Except for one technical mistake I have pointed out above, you are right.

3. Jan 19, 2016

### ognik

Thanks, silly mistakes copying from my paper ....but I was over-confident about using residue and would appreciate some further guidance.

So I must evaluate $\frac{1}{4 \pi^2} \int^\infty_0 - \frac{sin kR}{kR} \,dk$ Let k = z, then this has a simple pole at z = 0?

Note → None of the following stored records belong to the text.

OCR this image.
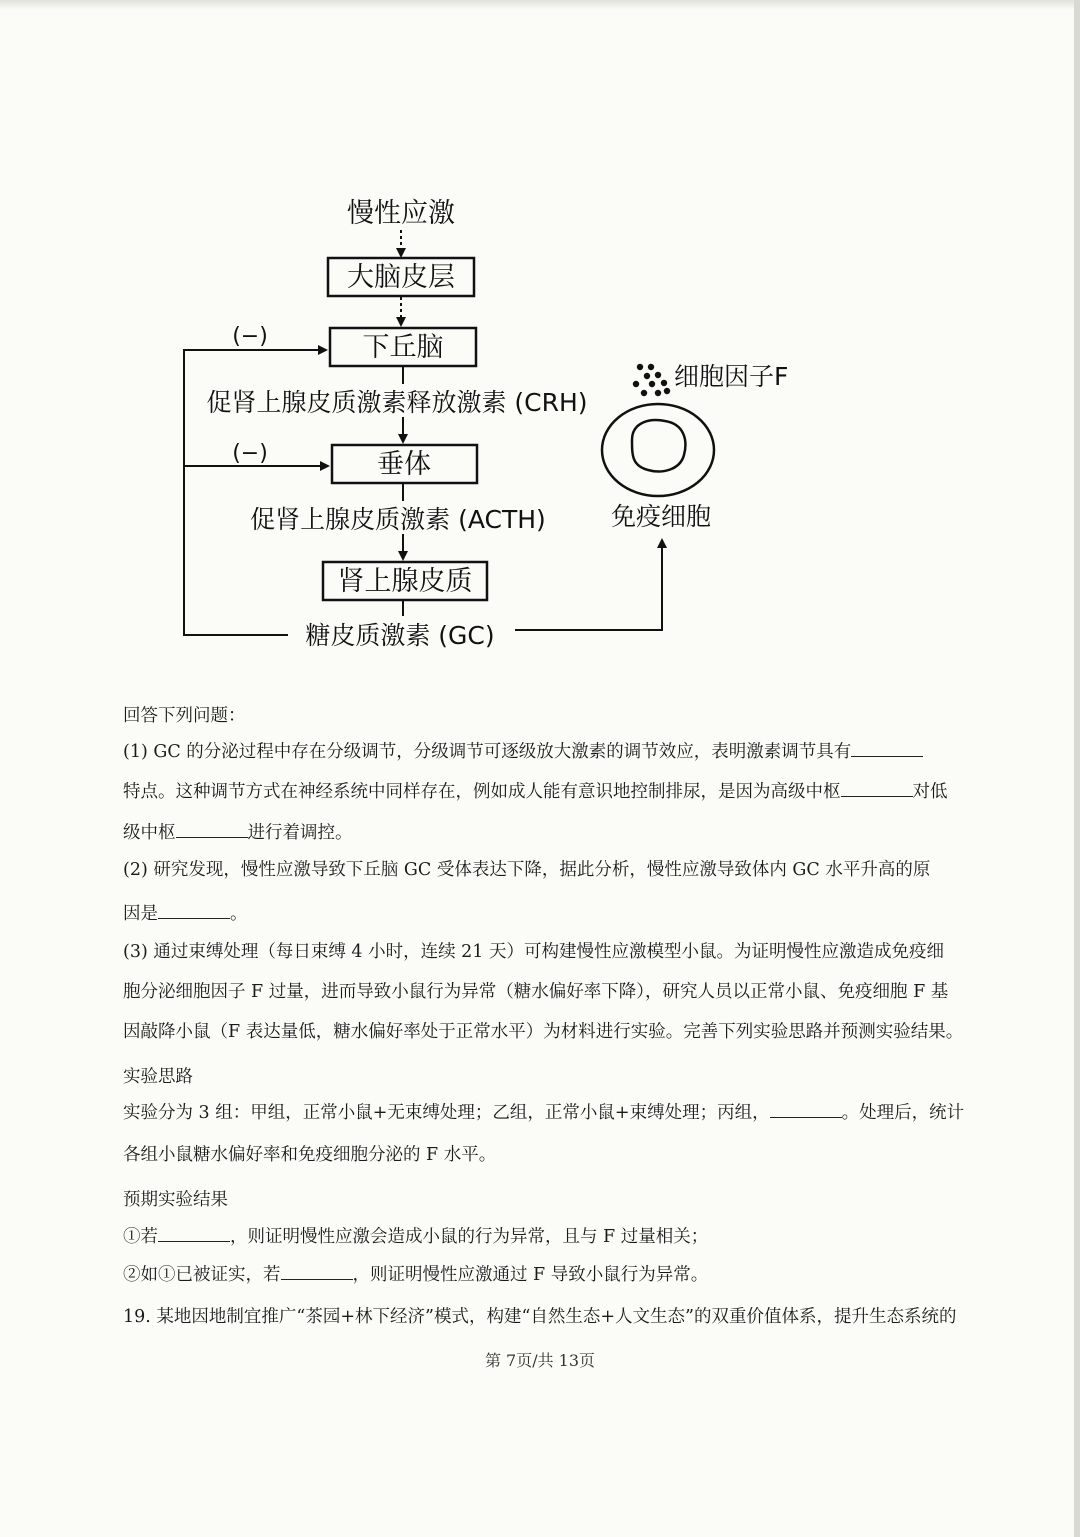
慢性应激
大脑皮层
下丘脑
促肾上腺皮质激素释放激素 (CRH)
垂体
促肾上腺皮质激素 (ACTH)
肾上腺皮质
糖皮质激素 (GC)
(−)
(−)
免疫细胞
细胞因子F
回答下列问题：
(1) GC 的分泌过程中存在分级调节，分级调节可逐级放大激素的调节效应，表明激素调节具有
特点。这种调节方式在神经系统中同样存在，例如成人能有意识地控制排尿，是因为高级中枢	对低
级中枢	进行着调控。
(2) 研究发现，慢性应激导致下丘脑 GC 受体表达下降，据此分析，慢性应激导致体内 GC 水平升高的原
因是	。
(3) 通过束缚处理（每日束缚 4 小时，连续 21 天）可构建慢性应激模型小鼠。为证明慢性应激造成免疫细
胞分泌细胞因子 F 过量，进而导致小鼠行为异常（糖水偏好率下降），研究人员以正常小鼠、免疫细胞 F 基
因敲降小鼠（F 表达量低，糖水偏好率处于正常水平）为材料进行实验。完善下列实验思路并预测实验结果。
实验思路
实验分为 3 组：甲组，正常小鼠+无束缚处理；乙组，正常小鼠+束缚处理；丙组，	。处理后，统计
各组小鼠糖水偏好率和免疫细胞分泌的 F 水平。
预期实验结果
①若	，则证明慢性应激会造成小鼠的行为异常，且与 F 过量相关；
②如①已被证实，若	，则证明慢性应激通过 F 导致小鼠行为异常。
19. 某地因地制宜推广“茶园+林下经济”模式，构建“自然生态+人文生态”的双重价值体系，提升生态系统的
第 7页/共 13页
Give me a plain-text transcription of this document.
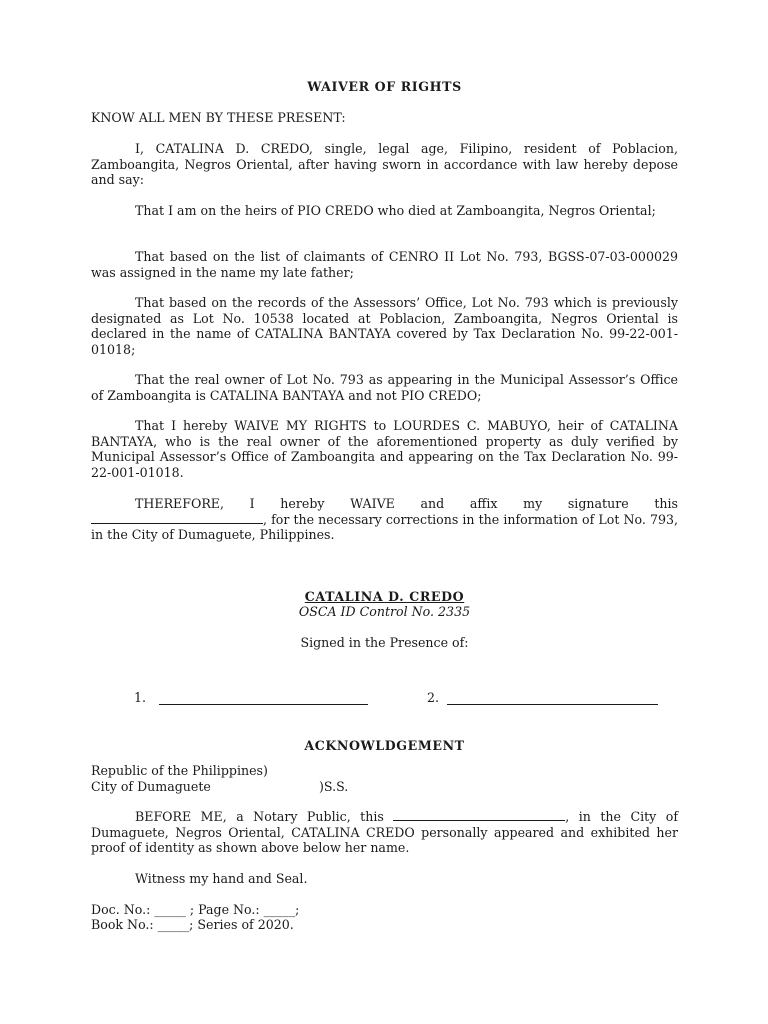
WAIVER OF RIGHTS
KNOW ALL MEN BY THESE PRESENT:
I, CATALINA D. CREDO, single, legal age, Filipino, resident of Poblacion, Zamboangita, Negros Oriental, after having sworn in accordance with law hereby depose and say:
That I am on the heirs of PIO CREDO who died at Zamboangita, Negros Oriental;
That based on the list of claimants of CENRO II Lot No. 793, BGSS-07-03-000029 was assigned in the name my late father;
That based on the records of the Assessors’ Office, Lot No. 793 which is previously designated as Lot No. 10538 located at Poblacion, Zamboangita, Negros Oriental is declared in the name of CATALINA BANTAYA covered by Tax Declaration No. 99-22-001-01018;
That the real owner of Lot No. 793 as appearing in the Municipal Assessor’s Office of Zamboangita is CATALINA BANTAYA and not PIO CREDO;
That I hereby WAIVE MY RIGHTS to LOURDES C. MABUYO, heir of CATALINA BANTAYA, who is the real owner of the aforementioned property as duly verified by Municipal Assessor’s Office of Zamboangita and appearing on the Tax Declaration No. 99-22-001-01018.
THEREFORE, I hereby WAIVE and affix my signature this , for the necessary corrections in the information of Lot No. 793, in the City of Dumaguete, Philippines.
CATALINA D. CREDO
OSCA ID Control No. 2335
Signed in the Presence of:
1.	2.
ACKNOWLDGEMENT
Republic of the Philippines)
City of Dumaguete	)S.S.
BEFORE ME, a Notary Public, this	, in the City of Dumaguete, Negros Oriental, CATALINA CREDO personally appeared and exhibited her proof of identity as shown above below her name.
Witness my hand and Seal.
Doc. No.: _____ ; Page No.: _____;
Book No.: _____; Series of 2020.
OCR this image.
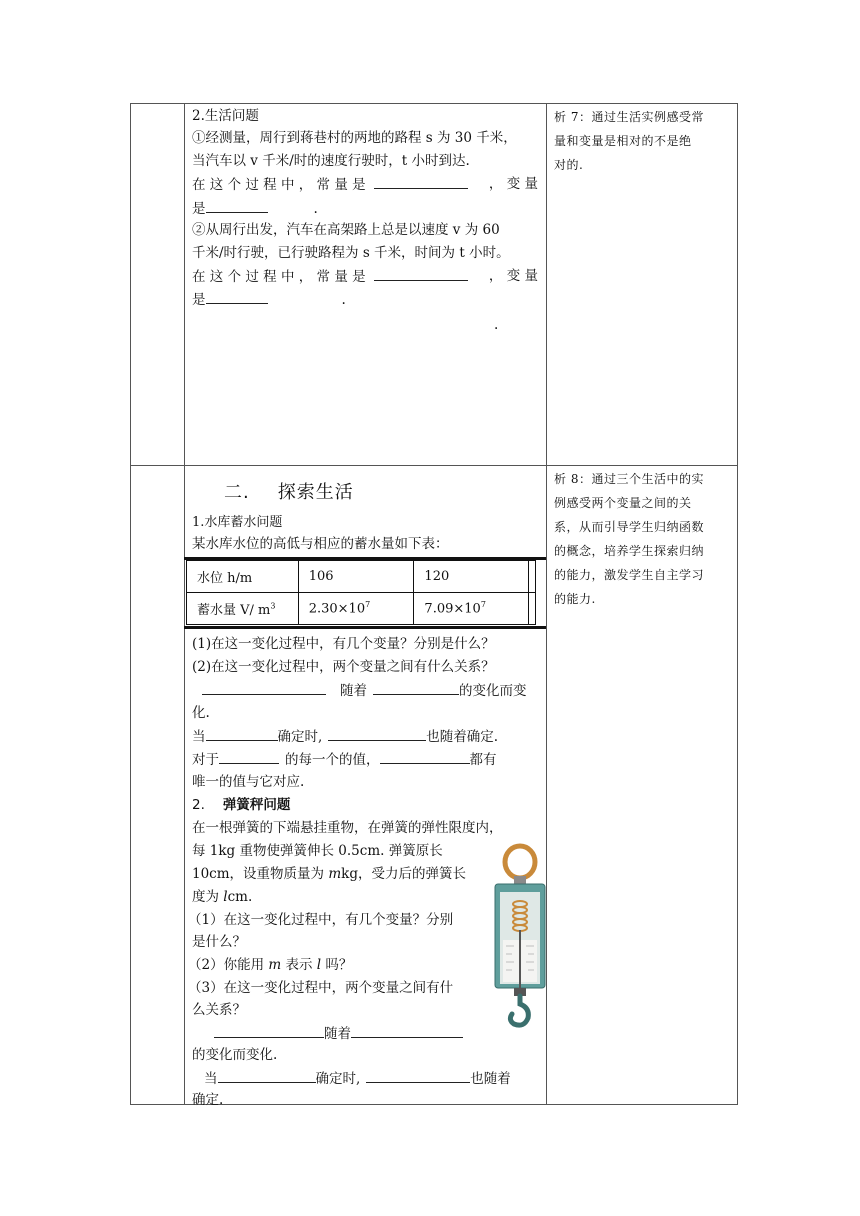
2.生活问题
①经测量，周行到蒋巷村的两地的路程 s 为 30 千米，
当汽车以 v 千米/时的速度行驶时，t 小时到达.
在 这 个 过 程 中 ， 常 量 是	， 变 量
是	.
②从周行出发，汽车在高架路上总是以速度 v 为 60
千米/时行驶，已行驶路程为 s 千米，时间为 t 小时。
在 这 个 过 程 中 ， 常 量 是	， 变 量
是	.
.
析 7：通过生活实例感受常
量和变量是相对的不是绝
对的.
二. 探索生活
1.水库蓄水问题
某水库水位的高低与相应的蓄水量如下表：
水位 h/m	106	120	
蓄水量 V/ $m^3$	$2.30\times 10^7$	$7.09\times 10^7$	
(1)在这一变化过程中，有几个变量？分别是什么？
(2)在这一变化过程中，两个变量之间有什么关系？
随着	的变化而变
化.
当	确定时,	也随着确定.
对于	的每一个的值，	都有
唯一的值与它对应.
2. 弹簧秤问题
在一根弹簧的下端悬挂重物，在弹簧的弹性限度内，
每 1kg 重物使弹簧伸长 0.5cm. 弹簧原长
10cm，设重物质量为 mkg，受力后的弹簧长
度为 lcm.
（1）在这一变化过程中，有几个变量？分别
是什么？
（2）你能用 m 表示 l 吗？
（3）在这一变化过程中，两个变量之间有什
么关系？
随着
的变化而变化.
当	确定时,	也随着
确定.
析 8：通过三个生活中的实
例感受两个变量之间的关
系，从而引导学生归纳函数
的概念，培养学生探索归纳
的能力，激发学生自主学习
的能力.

So I would need a contour that goes from 0 to ∞ along the real axis, then maybe a quarter circle in the 1st quadrant - and back to the start down the imaginary axis... but how do I include the pole? Also I know the arc will go to 0 as R tends to ∞, but what does the 3rd part of the path do? Altogether I think I need some help with what path to use please?

4. Jan 20, 2016

### blue_leaf77

There are a couple of ways to integrate $\textrm{sinc}$ function. Apart from using residue theorem, you can also use Fourier transform, or another method, to express $1/x$ in terms of integral of an appropriate exponential function. But since you seem to be insisting on using residue theorem, you can start by remembering that the function $\frac{\sin x}{x}$ is an even function. The integral over semi-infinite $x$ axis is then equal to the half of integral over the entire $x$ axis. The appropriate complex function to calculate this integral is
$$\int \frac{e^{iz}}{z} dz$$
The contour should be a semicircle on the upper half of the complex plane. The pole is obviously at $z=0$, so the contour line will exactly pass through the pole. Then make the radius of the semicircle arbitrarily to infinity because there are no other poles in the upper plane (so are in the lower half). At this point, I hope you know the simple rule for calculating the residue if the corresponding pole lies exactly on the contour line, and especially when there are no more poles than this one which lie on the line.

5. Jan 20, 2016

### ognik

I don't think so, the book seems to cover only interior and exterior poles.

For interior I have Res(f)=$\frac{1}{(n-1)!} \lim_{{z}\to{z_0}} \frac{d^{n-1}} {{dz}^{n-1}} (z-z_0)^n f(z)$, with the integral = $2\pi i$ times the res sum.

I have found suggestions that in the case of the pole on the straight line section of the contour, the residue is just halved, but it is not clear if that is applicable to all orders of poles and/or other contours, are you able to add anything to this?

(For this simple pole I get the final answer of $\frac{\pi}{R}$ for the integral which fits the expected answer)

6. Jan 20, 2016

### blue_leaf77

That's exactly what I meant in the line that you quoted. Another alternative is to directly calculate the contour integral using a contour line formed by halving a donut, taking only the upper half. The inner and outer radii should be centered on the pole. Make the outer radius goes to infinity and the inner one to zero to calculate the integral.